3.9 Vaccine Characterization by Determining Viral Growth Kinetics in Vitro

1. 1.

   For the generation of growth curves, 1 × 10⁵ Vero are seeded per well of a 12-well plate. After 24 h, the cells are infected with the virus of interest with an MOI of 0.03 in six replicates.

2. 2.

   Released virus in the supernatant and cell -associated virus is sampled 24, 48, 72, 96, 120, and 144 h post infection.

3. 3.

   To harvest the supernatant, 500 μl medium are removed in duplicates and transferred into pre-cooled 1.5 mL reaction tubes and quick-frozen.

4. 4.

   To harvest the cell-associated virus 1 mL Opti-MEM is added to one well of infected cells, which are detached from the well using a cell scraper and transferred into a pre-cooled 1.5 mL reaction tube and quick-frozen.

5. 5.

   The cell suspension is thawed at 37 °C (see Note 13 ) and subsequently centrifuged at 855 × g, 5 min, and 4 °C. The virus containing supernatant was also stored 2× 500 μl aliquots at −80 °C.

6. 6.

   Both the released virus and the cell-associated virus are titrated on Vero cells in 8 two-fold dilutions with two replicates per time point and virus.
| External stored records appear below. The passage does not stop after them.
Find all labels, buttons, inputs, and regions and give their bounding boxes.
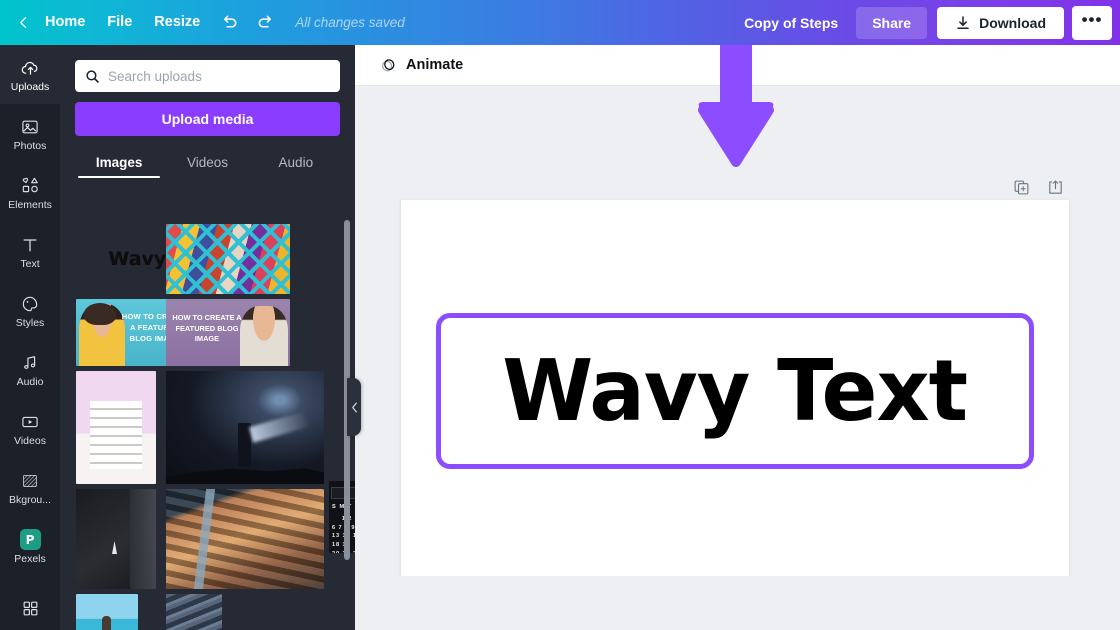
undo-arrow-icon[interactable] xyxy=(213,7,245,39)
document-title[interactable]: Copy of Steps xyxy=(732,8,850,38)
file-menu-button[interactable]: File xyxy=(96,8,143,37)
sidebar-label-styles: Styles xyxy=(15,316,45,329)
apps-grid-icon[interactable] xyxy=(0,586,60,630)
ocean-waves-thumb[interactable] xyxy=(166,594,222,630)
sidebar-item-uploads[interactable]: Uploads xyxy=(0,45,60,104)
editor-area: Animate Wavy Text xyxy=(355,0,1120,630)
tab-images[interactable]: Images xyxy=(75,155,163,178)
export-page-icon[interactable] xyxy=(1044,176,1066,198)
sidebar-label-uploads: Uploads xyxy=(10,80,50,93)
sidebar-item-elements[interactable]: Elements xyxy=(0,163,60,222)
download-label: Download xyxy=(979,14,1046,31)
sidebar-item-styles[interactable]: Styles xyxy=(0,281,60,340)
animate-circles-icon xyxy=(379,56,398,75)
palette-icon xyxy=(20,293,40,315)
calendar-thumb[interactable]: S M T W T F S 1 2 3 6 7 8 9 10 11 12 13 … xyxy=(329,481,355,553)
sidebar-label-text: Text xyxy=(20,257,40,270)
resize-button[interactable]: Resize xyxy=(143,8,211,37)
chevron-left-icon xyxy=(351,401,357,413)
pink-building-thumb[interactable] xyxy=(76,371,156,484)
canva-editor-window: Home File Resize All changes saved Copy … xyxy=(0,0,1120,630)
page-bottom-strip xyxy=(355,576,1120,630)
shapes-icon xyxy=(20,175,41,197)
header-left-group: Home File Resize All changes saved xyxy=(0,0,405,45)
left-icon-rail: Uploads Photos Elements Text Styles Audi… xyxy=(0,45,60,630)
tab-videos[interactable]: Videos xyxy=(163,155,251,178)
tab-audio[interactable]: Audio xyxy=(252,155,340,178)
city-window-thumb[interactable] xyxy=(166,489,324,589)
header-right-group: Copy of Steps Share Download ••• xyxy=(732,0,1120,45)
search-icon xyxy=(85,69,100,84)
download-button[interactable]: Download xyxy=(937,6,1064,39)
sidebar-label-background: Bkgrou... xyxy=(8,493,52,506)
design-canvas[interactable]: Wavy Text xyxy=(401,200,1069,620)
sidebar-item-pexels[interactable]: P Pexels xyxy=(0,517,60,576)
uploads-thumbnail-grid[interactable]: Wavy Text HOW TO CREATE A FEATURED BLOG … xyxy=(60,216,355,630)
wavy-text-element[interactable]: Wavy Text xyxy=(436,313,1034,469)
sidebar-item-audio[interactable]: Audio xyxy=(0,340,60,399)
sidebar-label-videos: Videos xyxy=(14,434,46,447)
colorful-tiles-thumb[interactable] xyxy=(166,224,290,294)
sidebar-label-audio: Audio xyxy=(16,375,44,388)
page-tool-icons xyxy=(1010,176,1066,198)
background-hatch-icon xyxy=(20,470,40,492)
sidebar-label-elements: Elements xyxy=(8,198,52,211)
chevron-left-icon[interactable] xyxy=(12,8,34,38)
sidebar-item-text[interactable]: Text xyxy=(0,222,60,281)
search-input[interactable] xyxy=(108,68,330,84)
sidebar-item-photos[interactable]: Photos xyxy=(0,104,60,163)
home-button[interactable]: Home xyxy=(34,8,96,37)
collapse-panel-handle[interactable] xyxy=(347,378,361,436)
sidebar-label-photos: Photos xyxy=(13,139,47,152)
pexels-badge-letter: P xyxy=(19,529,41,551)
sidebar-item-videos[interactable]: Videos xyxy=(0,399,60,458)
duplicate-page-icon[interactable] xyxy=(1010,176,1032,198)
sidebar-label-pexels: Pexels xyxy=(14,552,46,565)
share-button[interactable]: Share xyxy=(856,6,928,39)
night-sky-beam-thumb[interactable] xyxy=(166,371,324,484)
beach-swimmer-thumb[interactable] xyxy=(76,594,138,630)
top-header-bar: Home File Resize All changes saved Copy … xyxy=(0,0,1120,45)
save-status-text: All changes saved xyxy=(295,15,405,30)
animate-button[interactable]: Animate xyxy=(371,51,471,80)
dark-boat-thumb[interactable] xyxy=(76,489,156,589)
animate-label: Animate xyxy=(406,57,464,73)
video-play-icon xyxy=(20,411,40,433)
music-note-icon xyxy=(20,352,40,374)
text-t-icon xyxy=(20,234,40,256)
more-options-button[interactable]: ••• xyxy=(1072,5,1112,40)
pexels-badge-icon: P xyxy=(19,529,41,551)
upload-media-button[interactable]: Upload media xyxy=(75,102,340,136)
media-type-tabs: Images Videos Audio xyxy=(75,146,340,178)
cloud-upload-icon xyxy=(20,57,41,79)
photo-icon xyxy=(20,116,40,138)
blog-image-purple-caption: HOW TO CREATE A FEATURED BLOG IMAGE xyxy=(172,313,242,344)
redo-arrow-icon[interactable] xyxy=(249,7,281,39)
download-icon xyxy=(955,15,971,31)
blog-image-purple-thumb[interactable]: HOW TO CREATE A FEATURED BLOG IMAGE xyxy=(166,299,290,366)
sidebar-item-background[interactable]: Bkgrou... xyxy=(0,458,60,517)
search-uploads-field[interactable] xyxy=(75,60,340,92)
uploads-panel: Upload media Images Videos Audio Wavy Te… xyxy=(60,45,355,630)
wavy-text-label: Wavy Text xyxy=(502,341,969,441)
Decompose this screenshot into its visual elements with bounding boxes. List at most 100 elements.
3.10 In Vivo Characterization of Recombinant Vaccine Viruses

1. 1.

   IFNAR^−/−-CD46Ge mice (see Note 23 ) aged 6–12 weeks receive 1 × 10⁵ TCID₅₀ MV diluted in Opti-MEM in a final volume of 200 μl.

2. 2.

   Mice are injected i.p. into the left, caudal abdomen using a 30 G needle.

3. 3.

   After 4 weeks, mice receive a booster immunization of 1 × 10⁵ TCID₅₀ MV diluted in Opti-MEM to a final volume of 200 μl, which are injected as before (see Note 24 ).

4. 4.

   Four to 7 days after booster immunization , splenozytes are harvested from immunized mice to assess abundance of antigen- or vector-specific T cells by ELISpot or intracellular cytokine staining after stimulation with respective antigens or peptides, either following standard protocols or using commercially available kits according to the manufacturer’s instructions.

5. 5.

   Before immunization (“pre-bleed”), directly before the booster vaccination (“post-prime”) or 21 days after booster vaccination (“post-boost”), 200 μl blood are taken from each mouse, and sera are separated to assess abundance of vector- or target-specific antibodies by titrating neutralizing titers or total antibody titers by ELISA.

6. 6.

   If the IFNAR^−/−-CD46Ge mouse strain is susceptible to the pathogen to which the vaccine is directed against, vaccinated mice can be challenged subsequent to immunization. The challenge relies on an established infection protocol of (unvaccinated) animals, which results in symptomatic infections or even death, thereby allowing to test the protective capacity of the vaccine. Parameters such as course of disease or pathogen load in specific organs are assed (see Note 25 ).